Substitute the vertex's coordinates for *h* and *k* in the vertex form. For an example, let the vertex be (2, 3). Substituting 2 for *h* and 3 for *k* into y = *a*(*x* - *h*)^{2} + *k* results in *y* = *a*(*x* - 2)^{2} + 3.

## Substitute in Coordinates for the Point

Substitute the point's coordinates for *x* and *y* in the equation. In this example, let the point be (3, 8). Substituting 3 for *x* and 8 for *y* in *y* = *a*(*x* - 2)^{2} + 3 results in 8 = *a*(3 - 2)^{2} + 3 or 8 = *a*(1)^{2} + 3, which is 8 = *a* + 3.

## Solve for a

Solve the equation for *a*. In this example, solving for *a* results in 8 - 3 = *a* - 3, which becomes *a* = 5.

## Substitute a

Substitute the value of *a* into the equation from Step 1. In this example, substituting *a* into *y* = *a*(*x* - 2)^{2} + 3 results in *y* = 5(*x* - 2)^{2} + 3.

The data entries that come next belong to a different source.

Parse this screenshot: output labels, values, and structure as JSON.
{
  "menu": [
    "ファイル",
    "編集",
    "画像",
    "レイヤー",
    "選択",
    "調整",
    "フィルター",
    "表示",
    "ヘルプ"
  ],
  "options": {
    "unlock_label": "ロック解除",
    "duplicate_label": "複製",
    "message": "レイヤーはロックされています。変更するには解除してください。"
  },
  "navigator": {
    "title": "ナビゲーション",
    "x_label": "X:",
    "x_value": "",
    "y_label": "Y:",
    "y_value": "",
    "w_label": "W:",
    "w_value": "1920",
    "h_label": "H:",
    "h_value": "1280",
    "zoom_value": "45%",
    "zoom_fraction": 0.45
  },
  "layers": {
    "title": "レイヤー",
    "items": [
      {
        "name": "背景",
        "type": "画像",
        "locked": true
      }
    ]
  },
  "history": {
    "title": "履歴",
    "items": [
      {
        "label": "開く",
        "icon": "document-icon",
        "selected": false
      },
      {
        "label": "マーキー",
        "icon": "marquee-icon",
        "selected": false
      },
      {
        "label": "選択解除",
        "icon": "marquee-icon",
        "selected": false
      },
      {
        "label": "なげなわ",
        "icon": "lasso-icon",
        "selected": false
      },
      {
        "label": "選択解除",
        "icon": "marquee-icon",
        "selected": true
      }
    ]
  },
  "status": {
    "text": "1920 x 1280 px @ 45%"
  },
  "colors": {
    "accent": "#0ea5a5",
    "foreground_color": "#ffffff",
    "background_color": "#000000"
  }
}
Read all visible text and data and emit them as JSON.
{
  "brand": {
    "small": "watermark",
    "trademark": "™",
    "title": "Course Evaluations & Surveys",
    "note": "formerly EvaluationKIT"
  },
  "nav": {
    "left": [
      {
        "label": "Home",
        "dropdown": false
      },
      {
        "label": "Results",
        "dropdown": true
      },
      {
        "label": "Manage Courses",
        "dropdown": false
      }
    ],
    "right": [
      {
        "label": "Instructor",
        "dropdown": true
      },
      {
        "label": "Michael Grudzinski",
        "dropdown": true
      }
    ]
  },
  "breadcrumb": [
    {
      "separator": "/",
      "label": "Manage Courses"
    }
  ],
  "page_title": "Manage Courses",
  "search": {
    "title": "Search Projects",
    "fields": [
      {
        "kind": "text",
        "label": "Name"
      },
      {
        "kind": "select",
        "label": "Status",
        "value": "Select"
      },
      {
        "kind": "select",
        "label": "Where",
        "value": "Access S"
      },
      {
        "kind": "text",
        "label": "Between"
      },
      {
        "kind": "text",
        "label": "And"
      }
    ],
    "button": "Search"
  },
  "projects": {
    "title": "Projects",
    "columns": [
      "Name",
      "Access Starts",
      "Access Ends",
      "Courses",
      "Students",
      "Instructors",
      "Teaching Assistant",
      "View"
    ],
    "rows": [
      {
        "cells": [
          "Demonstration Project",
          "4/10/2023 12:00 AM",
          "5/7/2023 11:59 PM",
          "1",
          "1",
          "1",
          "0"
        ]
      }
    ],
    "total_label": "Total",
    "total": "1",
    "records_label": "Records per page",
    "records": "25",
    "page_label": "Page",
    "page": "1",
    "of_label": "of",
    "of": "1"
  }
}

## Convert to Standard Form

Square the expression inside the parentheses, multiply the terms by *a*'s value and combine like terms to convert the equation to standard form. Concluding this example, squaring (*x* - 2) results in *x*^{2} - 4_x_ + 4, which multiplied by 5 results in 5_x_^{2} - 20_x_ + 20. The equation now reads as *y* = 5_x_^{2} - 20_x_ + 20 + 3, which becomes *y* = 5_x_^{2} - 20_x_ + 23 after combining like terms.

#### TL;DR (Too Long; Didn't Read)

Set either form to zero and solve the equation to find the points where the parabola crosses the x-axis.